In total, the questionnaire included around 80 items covering intergroup contact, attitudes, identity, political views, collective action, and demographic characteristics. Findings on the frequency and nature of contact—whether positive, neutral, or negative—are based on descriptive statistics. To examine how contact relates to attitudes, we conducted regression analyses while controlling for demographic factors and neighborhood characteristics.
The results indicate that both Jewish and Palestinian residents of mixed neighborhoods reported frequent and largely positive interactions with one another. Notably, reports of negative contact were minimal. Here, “contact” refers to face-to-face encounters, such as brief conversations or even simple gestures like greeting each other. The survey assessed whether these interactions were positive or negative based on how respondents felt about them.
These findings stand in contrast to communal violence in Israeli neighborhoods which took place in 2021 in the same settings as our study, but after our study was conducted. Rather than revealing underlying animosities, our findings suggest that daily interactions in these settings that later, and briefly, became known for their violence are actually mostly peaceful and positive.

Survey findings: Means and standard errors for negative (NCI) and positive (PCI) contact reported by Jewish versus Palestinian respondents. Answers were provided on a scale from 1-5, with 1 referring to no contact and 5 to contact several times a week. The figure includes 95% confidence intervals based on 2500 bootstrapped samples.

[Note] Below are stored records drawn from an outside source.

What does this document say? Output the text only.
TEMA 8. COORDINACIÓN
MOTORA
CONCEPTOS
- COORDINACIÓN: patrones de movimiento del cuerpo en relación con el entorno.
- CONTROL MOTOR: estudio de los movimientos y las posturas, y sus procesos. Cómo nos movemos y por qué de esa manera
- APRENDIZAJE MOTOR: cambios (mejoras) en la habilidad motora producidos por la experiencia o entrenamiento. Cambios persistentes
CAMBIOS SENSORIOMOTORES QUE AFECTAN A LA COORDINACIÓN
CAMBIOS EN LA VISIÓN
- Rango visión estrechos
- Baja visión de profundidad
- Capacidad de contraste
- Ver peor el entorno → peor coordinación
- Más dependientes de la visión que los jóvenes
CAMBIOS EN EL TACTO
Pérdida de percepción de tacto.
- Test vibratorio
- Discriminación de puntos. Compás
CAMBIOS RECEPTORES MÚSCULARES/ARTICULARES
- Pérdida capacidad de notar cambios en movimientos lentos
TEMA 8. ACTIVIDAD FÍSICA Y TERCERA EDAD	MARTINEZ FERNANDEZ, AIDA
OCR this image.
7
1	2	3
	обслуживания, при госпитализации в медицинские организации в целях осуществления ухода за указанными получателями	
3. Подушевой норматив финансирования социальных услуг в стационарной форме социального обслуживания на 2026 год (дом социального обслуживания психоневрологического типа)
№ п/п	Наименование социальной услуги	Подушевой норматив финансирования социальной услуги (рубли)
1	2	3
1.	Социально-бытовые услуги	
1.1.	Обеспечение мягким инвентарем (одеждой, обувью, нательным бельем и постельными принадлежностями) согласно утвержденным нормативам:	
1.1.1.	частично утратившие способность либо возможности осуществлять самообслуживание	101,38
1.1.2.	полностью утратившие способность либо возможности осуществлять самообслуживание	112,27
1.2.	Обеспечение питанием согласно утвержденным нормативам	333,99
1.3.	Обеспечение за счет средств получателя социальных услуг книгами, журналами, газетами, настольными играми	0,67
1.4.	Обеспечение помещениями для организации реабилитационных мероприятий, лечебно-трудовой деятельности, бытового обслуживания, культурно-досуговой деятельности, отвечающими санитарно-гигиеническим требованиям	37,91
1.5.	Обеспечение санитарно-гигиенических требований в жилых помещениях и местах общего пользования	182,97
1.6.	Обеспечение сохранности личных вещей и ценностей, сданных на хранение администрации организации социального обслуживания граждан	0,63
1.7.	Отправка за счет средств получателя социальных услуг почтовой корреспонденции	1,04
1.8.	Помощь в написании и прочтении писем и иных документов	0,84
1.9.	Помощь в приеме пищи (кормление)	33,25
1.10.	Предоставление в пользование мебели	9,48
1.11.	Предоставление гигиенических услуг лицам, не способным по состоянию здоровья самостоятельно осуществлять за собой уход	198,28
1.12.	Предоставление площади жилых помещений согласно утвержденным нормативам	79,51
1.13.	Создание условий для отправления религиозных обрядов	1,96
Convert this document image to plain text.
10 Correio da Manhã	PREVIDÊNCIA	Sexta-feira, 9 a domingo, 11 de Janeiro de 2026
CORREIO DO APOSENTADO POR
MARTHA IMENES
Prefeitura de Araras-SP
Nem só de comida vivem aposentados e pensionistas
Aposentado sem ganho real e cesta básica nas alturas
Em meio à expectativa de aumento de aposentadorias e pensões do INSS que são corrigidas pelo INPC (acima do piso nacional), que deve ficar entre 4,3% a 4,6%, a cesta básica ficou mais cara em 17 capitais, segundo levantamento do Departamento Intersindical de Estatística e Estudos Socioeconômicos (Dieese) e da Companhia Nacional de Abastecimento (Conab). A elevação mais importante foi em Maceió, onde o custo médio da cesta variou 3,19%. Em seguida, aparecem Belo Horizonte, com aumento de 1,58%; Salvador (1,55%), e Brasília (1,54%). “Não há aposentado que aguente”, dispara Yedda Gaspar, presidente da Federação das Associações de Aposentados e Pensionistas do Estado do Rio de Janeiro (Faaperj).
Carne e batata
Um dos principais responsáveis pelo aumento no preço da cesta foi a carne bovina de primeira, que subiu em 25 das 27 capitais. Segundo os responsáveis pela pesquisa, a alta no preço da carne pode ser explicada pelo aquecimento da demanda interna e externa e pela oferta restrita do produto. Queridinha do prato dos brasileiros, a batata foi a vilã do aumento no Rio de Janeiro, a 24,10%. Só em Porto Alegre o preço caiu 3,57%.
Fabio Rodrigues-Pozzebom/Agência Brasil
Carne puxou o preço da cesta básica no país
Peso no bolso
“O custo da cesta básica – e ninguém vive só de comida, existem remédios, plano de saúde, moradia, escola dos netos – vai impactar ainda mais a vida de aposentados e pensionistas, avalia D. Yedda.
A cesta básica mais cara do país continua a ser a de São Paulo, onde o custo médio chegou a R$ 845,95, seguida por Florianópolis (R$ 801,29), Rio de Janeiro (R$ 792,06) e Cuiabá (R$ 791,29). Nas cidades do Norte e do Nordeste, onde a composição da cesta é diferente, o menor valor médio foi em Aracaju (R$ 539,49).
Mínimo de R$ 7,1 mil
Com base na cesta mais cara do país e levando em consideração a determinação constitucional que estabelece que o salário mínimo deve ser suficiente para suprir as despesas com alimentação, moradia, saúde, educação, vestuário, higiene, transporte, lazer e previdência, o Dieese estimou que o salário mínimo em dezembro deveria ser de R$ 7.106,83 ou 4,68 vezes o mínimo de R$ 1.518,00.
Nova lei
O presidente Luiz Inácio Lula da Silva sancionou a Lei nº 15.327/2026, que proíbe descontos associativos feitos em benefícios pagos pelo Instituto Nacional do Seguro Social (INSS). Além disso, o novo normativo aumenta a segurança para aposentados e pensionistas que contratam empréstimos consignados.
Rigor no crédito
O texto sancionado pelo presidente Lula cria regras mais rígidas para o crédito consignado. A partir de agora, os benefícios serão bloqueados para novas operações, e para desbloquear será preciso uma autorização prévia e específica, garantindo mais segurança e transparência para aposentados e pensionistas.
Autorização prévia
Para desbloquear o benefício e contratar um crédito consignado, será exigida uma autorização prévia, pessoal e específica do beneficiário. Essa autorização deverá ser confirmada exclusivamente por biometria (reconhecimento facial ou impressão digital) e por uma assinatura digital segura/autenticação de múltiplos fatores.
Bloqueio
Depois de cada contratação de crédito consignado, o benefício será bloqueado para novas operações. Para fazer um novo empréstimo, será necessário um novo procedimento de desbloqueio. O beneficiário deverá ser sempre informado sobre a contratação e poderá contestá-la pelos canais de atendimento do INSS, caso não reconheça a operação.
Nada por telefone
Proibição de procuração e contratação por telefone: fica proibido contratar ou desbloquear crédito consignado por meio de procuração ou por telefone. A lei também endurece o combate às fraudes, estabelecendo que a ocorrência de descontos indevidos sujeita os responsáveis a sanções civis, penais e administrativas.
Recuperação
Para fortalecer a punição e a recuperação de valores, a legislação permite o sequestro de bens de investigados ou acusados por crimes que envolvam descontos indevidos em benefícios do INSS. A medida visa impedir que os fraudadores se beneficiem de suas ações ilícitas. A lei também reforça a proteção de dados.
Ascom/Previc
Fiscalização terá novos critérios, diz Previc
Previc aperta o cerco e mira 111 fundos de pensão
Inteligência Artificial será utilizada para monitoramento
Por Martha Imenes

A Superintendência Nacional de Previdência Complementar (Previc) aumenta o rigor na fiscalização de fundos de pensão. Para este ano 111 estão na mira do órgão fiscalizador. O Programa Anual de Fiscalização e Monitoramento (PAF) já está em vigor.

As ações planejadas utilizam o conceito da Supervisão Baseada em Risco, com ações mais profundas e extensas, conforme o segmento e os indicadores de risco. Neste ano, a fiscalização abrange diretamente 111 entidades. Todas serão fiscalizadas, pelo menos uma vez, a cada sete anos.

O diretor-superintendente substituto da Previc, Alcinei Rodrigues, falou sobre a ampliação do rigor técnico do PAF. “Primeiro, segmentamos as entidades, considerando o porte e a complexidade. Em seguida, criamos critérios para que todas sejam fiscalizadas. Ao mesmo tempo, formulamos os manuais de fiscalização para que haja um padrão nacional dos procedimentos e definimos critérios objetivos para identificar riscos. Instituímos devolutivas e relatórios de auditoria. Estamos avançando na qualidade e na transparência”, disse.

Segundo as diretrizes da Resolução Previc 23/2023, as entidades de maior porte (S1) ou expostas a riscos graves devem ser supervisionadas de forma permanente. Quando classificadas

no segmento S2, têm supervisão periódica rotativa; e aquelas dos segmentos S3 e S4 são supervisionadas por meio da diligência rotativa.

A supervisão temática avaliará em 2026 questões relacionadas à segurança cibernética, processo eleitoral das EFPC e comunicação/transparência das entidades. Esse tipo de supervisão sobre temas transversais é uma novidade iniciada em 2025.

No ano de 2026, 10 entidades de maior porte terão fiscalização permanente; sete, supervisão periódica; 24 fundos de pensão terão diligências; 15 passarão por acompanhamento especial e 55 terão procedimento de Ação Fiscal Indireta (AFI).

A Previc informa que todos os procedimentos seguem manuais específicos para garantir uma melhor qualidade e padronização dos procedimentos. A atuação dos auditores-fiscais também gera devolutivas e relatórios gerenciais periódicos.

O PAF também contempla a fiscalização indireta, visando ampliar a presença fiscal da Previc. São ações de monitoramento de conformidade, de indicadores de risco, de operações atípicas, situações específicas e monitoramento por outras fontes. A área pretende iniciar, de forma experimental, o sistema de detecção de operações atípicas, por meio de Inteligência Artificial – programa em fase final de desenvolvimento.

Our findings moreover reveal a strong association between positive intergroup contact and support for contested conflict-resolution proposals. Among Jewish respondents, positive interactions with Palestinians are linked to greater support for Israeli concessions.
Jews reporting positive contact are significantly more likely to endorse a two-state solution that recognizes Palestinian statehood, the dismantling of Jewish settlements in the West Bank, and the return of a limited number of Palestinian refugees. This pattern is striking, as these positions reflect a substantial shift toward the Palestinian perspective—one that is often rejected in official Israeli discourse. Among Palestinians, positive contact with Jews is associated with support for mutual recognition.
Jewish respondents who report negative contact are generally less supportive of Israeli concessions. In particular, they express significantly lower support for the limited return of Palestinian refugees and for the sharing of holy sites.
In contrast, Palestinian respondents who report negative contact are significantly more likely to support a two-state solution, which would improve their current position by granting statehood. At the same time, negative contact does not appear to reduce Palestinians’ overall support for conflict-resolution proposals.
These findings show the importance of contact programs that aim to bring Jewish and Palestinian Israelis together. Such initiatives are intentionally designed to foster improved relations and typically take place in carefully structured settings that incorporate conditions known to promote positive intergroup contact. However, these environments differ fundamentally from the realities of an ongoing conflict, where violence persists. Our research contributes a rare examination of interactions within that real-world conflict context.